Ladies and Gentlemen 136 by Andy Warhol is one of ten screenprints from Warhol’s Ladies and Gentlemen portfolio from 1975. The portfolio explores gender nonconformity and drag at a time when transgender identity was highly taboo. Each portrait is vibrant and full of life; they also differ significantly from Warhol’s portraits of famous people. Here, Andy Warhol attempts to capture a form of underground notoriety that was much more difficult to endure.
Ladies and Gentlemen 136 uses a photo that Warhol captured using his Polaroid Big Shot. A copyright dispute over Warhol’s Flowers prints from 1964 forced him to start taking his own photos, prompting a shift in his working methods. This twist of fate arguably brought him closer to the world of celebrities and the underground culture of New York City in the 1970s and 80s.
Wilhelmina Ross is the subject of Ladies and Gentlemen 136. She was quite possibly Warhol’s favorite model in the series. He made 73 portraits of her—the most out of any model in the collection. Ross strikes a pondering and whimsical look for the camera, drawing attention to the contours of her face and limp hand falling across her chest.
Warhol plays with her pose by connecting her pink lips with a swath of pink color that falls across her hands. This results in a kind of receptivity; one that is trapped inside of something else, suggesting there is more will behind the display when it is made by Ross in particular than when it’s made by others. The combination of blue, yellow and purple colors in Ladies and Gentlemen 136 evokes the eccentric aesthetic of drag fashion, falling somewhere between the runway and the smoky interior of a small club late at night. Another notable activist and drag queen in the series is Marsha P. Johnson, who is featured in Ladies and Gentlemen 133.

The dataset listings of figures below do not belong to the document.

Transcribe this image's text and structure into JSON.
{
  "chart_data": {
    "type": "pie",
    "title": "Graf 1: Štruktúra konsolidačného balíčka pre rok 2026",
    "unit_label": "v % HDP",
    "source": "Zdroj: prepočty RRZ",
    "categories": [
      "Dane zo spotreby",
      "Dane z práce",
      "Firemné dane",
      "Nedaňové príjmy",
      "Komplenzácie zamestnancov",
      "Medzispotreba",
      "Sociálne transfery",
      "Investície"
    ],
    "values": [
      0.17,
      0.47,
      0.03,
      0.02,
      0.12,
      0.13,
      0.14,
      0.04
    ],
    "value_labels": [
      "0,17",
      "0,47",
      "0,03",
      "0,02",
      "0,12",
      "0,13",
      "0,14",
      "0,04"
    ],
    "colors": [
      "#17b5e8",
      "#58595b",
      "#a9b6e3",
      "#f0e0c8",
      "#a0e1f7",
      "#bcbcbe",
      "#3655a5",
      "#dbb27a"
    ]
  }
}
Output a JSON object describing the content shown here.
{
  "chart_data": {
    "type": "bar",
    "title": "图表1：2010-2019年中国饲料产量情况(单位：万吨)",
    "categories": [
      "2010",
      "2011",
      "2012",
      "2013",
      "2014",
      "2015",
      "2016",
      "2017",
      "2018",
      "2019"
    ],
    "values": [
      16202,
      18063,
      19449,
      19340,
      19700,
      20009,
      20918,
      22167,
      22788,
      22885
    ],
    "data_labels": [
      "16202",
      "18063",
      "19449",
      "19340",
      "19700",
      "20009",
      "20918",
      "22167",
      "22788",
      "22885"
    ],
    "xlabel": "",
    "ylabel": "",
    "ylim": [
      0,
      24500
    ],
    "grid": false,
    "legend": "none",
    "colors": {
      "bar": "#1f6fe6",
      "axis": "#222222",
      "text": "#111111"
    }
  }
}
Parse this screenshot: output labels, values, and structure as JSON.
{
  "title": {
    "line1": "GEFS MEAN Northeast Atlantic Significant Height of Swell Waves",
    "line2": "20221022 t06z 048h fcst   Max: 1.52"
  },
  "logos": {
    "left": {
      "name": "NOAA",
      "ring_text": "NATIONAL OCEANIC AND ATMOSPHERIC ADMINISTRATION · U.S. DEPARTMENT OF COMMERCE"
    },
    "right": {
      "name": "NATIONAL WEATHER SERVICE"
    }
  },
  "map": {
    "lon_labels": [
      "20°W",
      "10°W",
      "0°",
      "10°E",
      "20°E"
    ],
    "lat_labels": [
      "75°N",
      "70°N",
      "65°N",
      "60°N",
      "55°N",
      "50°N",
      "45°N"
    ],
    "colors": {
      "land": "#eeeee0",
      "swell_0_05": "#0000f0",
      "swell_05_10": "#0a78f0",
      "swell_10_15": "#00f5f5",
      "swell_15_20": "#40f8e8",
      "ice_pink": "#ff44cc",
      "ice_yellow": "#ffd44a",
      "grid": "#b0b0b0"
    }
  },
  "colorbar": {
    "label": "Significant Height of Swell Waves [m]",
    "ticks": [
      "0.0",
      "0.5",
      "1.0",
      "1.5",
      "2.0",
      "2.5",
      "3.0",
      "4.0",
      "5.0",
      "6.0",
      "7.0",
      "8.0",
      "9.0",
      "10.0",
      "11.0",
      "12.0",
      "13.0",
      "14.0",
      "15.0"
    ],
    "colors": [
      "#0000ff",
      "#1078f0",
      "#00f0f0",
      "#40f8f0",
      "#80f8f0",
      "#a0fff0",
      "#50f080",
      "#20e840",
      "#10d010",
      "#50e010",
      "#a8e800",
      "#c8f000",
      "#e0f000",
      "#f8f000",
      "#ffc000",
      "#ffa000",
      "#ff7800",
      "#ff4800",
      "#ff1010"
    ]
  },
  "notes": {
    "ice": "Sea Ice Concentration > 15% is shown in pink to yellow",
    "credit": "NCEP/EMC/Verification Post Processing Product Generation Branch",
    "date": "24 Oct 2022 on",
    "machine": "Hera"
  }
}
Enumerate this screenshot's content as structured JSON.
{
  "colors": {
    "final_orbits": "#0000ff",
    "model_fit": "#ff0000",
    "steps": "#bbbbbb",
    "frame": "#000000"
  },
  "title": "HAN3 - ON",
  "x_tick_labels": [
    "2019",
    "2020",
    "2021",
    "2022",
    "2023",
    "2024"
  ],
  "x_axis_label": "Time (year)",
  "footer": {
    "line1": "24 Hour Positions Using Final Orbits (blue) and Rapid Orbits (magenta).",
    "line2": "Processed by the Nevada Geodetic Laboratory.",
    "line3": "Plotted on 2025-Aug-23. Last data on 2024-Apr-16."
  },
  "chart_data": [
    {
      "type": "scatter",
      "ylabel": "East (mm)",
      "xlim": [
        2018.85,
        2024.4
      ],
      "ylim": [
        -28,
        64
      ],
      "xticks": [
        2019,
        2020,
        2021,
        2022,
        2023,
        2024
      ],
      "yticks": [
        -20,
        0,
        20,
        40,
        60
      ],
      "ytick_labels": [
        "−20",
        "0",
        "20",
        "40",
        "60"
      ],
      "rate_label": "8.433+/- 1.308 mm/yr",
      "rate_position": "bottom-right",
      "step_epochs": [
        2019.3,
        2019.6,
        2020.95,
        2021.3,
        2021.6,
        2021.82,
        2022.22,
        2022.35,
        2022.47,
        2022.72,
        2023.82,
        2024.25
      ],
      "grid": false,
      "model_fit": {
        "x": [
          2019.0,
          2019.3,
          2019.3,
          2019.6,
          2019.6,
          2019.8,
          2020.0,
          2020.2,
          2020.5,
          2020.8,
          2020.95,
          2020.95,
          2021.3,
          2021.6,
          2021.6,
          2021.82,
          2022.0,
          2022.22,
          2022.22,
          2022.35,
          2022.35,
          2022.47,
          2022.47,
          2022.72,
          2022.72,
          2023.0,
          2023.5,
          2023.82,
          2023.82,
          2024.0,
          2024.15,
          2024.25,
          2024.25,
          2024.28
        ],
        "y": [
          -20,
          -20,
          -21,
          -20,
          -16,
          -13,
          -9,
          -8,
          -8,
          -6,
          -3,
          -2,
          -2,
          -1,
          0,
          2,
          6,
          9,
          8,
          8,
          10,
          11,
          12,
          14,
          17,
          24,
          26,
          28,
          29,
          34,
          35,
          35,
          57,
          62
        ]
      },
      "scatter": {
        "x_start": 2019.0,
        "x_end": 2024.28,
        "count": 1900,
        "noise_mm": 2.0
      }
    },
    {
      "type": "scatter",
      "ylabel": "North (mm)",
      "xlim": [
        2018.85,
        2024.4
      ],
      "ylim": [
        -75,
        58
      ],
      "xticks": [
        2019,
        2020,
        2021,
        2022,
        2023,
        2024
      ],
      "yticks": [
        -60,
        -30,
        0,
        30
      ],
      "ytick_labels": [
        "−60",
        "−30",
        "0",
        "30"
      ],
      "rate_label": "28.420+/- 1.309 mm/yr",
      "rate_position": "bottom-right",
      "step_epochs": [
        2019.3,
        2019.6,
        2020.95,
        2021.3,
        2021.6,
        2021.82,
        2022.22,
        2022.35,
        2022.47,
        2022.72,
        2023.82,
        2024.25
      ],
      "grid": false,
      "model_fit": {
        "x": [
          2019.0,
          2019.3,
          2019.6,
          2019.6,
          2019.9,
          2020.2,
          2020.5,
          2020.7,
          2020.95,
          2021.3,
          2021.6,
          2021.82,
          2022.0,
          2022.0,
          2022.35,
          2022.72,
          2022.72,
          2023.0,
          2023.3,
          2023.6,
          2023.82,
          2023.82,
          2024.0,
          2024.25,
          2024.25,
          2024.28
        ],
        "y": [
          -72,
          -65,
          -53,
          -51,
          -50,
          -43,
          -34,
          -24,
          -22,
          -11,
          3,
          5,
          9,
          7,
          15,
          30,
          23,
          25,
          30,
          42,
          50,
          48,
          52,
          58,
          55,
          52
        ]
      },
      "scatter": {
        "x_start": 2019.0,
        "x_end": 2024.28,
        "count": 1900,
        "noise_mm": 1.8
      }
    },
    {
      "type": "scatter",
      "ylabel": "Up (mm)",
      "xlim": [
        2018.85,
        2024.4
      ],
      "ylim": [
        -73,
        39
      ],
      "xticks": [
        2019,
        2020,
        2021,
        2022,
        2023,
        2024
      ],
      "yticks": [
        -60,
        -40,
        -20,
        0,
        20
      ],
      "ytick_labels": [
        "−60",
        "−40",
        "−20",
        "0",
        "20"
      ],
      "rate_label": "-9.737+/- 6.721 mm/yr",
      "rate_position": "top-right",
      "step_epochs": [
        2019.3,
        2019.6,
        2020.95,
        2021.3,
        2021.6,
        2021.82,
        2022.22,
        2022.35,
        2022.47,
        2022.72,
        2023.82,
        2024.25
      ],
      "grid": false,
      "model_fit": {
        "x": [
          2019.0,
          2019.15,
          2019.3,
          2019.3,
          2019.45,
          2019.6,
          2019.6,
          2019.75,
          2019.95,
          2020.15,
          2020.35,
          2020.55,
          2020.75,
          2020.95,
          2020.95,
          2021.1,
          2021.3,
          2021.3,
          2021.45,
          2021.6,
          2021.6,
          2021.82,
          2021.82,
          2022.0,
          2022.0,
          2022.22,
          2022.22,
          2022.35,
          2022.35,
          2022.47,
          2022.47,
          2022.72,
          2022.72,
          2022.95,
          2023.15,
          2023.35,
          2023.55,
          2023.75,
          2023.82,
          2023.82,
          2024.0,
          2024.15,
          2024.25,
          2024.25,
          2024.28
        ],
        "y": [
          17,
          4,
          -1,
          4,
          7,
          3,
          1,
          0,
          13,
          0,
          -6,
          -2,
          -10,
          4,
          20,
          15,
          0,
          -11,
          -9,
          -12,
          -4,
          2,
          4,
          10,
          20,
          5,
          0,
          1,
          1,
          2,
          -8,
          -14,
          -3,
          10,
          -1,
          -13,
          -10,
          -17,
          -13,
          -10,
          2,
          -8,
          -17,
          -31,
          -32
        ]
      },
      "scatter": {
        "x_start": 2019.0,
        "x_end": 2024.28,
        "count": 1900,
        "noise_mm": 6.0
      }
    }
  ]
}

An Italian art Dealer named Luciano Anselmino suggested that Warhol do a portfolio on drag queens. Anselmino was a protege of sorts of Alexander Iolas, who Warhol worked with previously. Warhol decided to document the drag queens and Black and Latinx trans individuals who frequented the Gilded Grape nightclub. A hole in the wall disco near Hell’s Kitchen, the Gilded Grape provided a much-needed gathering place for the queer community. Warhol enlisted his assistant Ronnie Cutrone, and Interview magazine editor Bob Colicello, to scout for drag queens at the club. They would offer them $50 to pose for “a friend,” and bring them to The Factory the next day.
Patrons of the club have asserted that it was not only inclusive to crossdressers, but to all kinds of hustlers, sex workers, and runaways. This gave the place an edgy, yet accepting street atmosphere that mirrored the wild energy at The Factory. Thus, there is little surprise that Warhol found the place so appealing and wished to capture its mystique.
Ladies and Gentlemen 136 may raise questions about representation, such as Warhol and his associates under-compensating and not officially recognizing the names and identities of the models. Yet, it does seem that Warhol portrayed them in a way that is extremely earnest. The series makes for a unique commentary on the drag queen’s zeal for display, as well as the pain of their performance; a performance that extended beyond the warm friendly nights at the Gilded Grape into the unwelcoming world beyond its doors.
Ladies and Gentlemen 136 is a quintessential Warhol work. It exhibits his signature style and methods of the late 1970s and 80s. The polaroid form, color blocks, and collage-like style call to mind the ultra-famous Mick Jagger series, the later Reigning Queens, and prints like George Gershwin 231.